I haven't taken the time to understand the new methods, but just from the names I get the feeling it's more like the methods I "natively" used to do multiplication and division very quickly in my head when I was a child (under 12).

My methods for both division and multiplication involved breaking the numbers into easy parts. For instance, if I had to multiply 16x7, I'd split it into (16x5) + (16x2). 16x5 I'd use a quick rule that it is the same as 1/2 of (the first number x 10), or just (half of the first number times 10). Multiplying something by 2, 3 or 4 is always easy, so even if it was like 12.3 x 47, it always works. For the latter, I'd so something like (12.3x50)-(12.3x3) since multiplying something by 50 (broken into (X5)10) is always easy, for instance.

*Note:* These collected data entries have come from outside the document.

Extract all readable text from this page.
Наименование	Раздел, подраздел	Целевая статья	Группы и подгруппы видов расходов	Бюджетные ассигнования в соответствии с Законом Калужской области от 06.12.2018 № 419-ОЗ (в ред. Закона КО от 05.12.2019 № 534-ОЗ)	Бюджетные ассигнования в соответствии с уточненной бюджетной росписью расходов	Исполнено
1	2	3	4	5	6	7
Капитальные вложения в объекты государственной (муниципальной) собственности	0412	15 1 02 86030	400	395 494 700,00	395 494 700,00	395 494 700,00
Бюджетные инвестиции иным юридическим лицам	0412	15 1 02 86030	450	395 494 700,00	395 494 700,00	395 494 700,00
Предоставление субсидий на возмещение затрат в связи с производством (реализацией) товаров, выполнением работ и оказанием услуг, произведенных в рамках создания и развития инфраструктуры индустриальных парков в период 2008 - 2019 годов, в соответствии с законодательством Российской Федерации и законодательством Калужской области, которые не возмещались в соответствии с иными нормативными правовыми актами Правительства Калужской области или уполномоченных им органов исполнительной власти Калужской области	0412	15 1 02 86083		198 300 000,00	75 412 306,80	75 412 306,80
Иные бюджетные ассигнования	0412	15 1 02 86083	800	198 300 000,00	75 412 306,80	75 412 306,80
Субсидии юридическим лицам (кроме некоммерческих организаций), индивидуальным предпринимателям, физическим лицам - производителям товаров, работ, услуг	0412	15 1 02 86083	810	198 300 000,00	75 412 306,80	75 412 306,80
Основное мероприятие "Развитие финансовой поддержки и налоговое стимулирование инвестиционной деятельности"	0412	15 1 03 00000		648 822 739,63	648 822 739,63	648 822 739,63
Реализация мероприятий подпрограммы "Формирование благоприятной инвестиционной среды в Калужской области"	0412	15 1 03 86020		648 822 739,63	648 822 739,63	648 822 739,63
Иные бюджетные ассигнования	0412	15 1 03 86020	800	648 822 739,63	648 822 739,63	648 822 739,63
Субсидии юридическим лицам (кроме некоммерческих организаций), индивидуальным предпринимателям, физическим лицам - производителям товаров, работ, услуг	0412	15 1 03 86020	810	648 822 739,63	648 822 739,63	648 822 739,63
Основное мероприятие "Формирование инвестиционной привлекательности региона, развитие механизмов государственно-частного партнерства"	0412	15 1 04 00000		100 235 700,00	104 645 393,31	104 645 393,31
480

For division, I'd do something similar, finding the nearest easy number, and then iteratively working on the difference. For instance, to divide 412 by 17, I'd start by saying 17x10 is 170, and that times two is 340, so we have 20 plus (the difference between 412 and 340, divided by 17). Then, I'd take an easy block of that, like 17x2, and see that we have 17x2=34, so you have 4 times and a remainder of 4. So, my answer would be 24 and a remainder of 4.

Of course, teachers didn't want to see this. The most boring and damaging teachers would insist that I use the standard 'long division' algorithm, though I could do division like this faster in my head than most kids could do it on paper. Of course, that method is valuable too, and necessary for more tricky problems, but the discouragement of my natural intuition didn't help at all.




In fact, in this case (412 divided by 17) what you did is exactly what the long division algorithm would have you do -- try to divide 41/17, which is really 410/17, and take the closest-without-going-over multiple of 10 -- 20 in this case, then recognize how much you actually "used up" -- 340 -- and then divide into what's left.

So it's even worse than you imagined with your ignorant teachers -- you were doing long division after all and they didn't recognize it.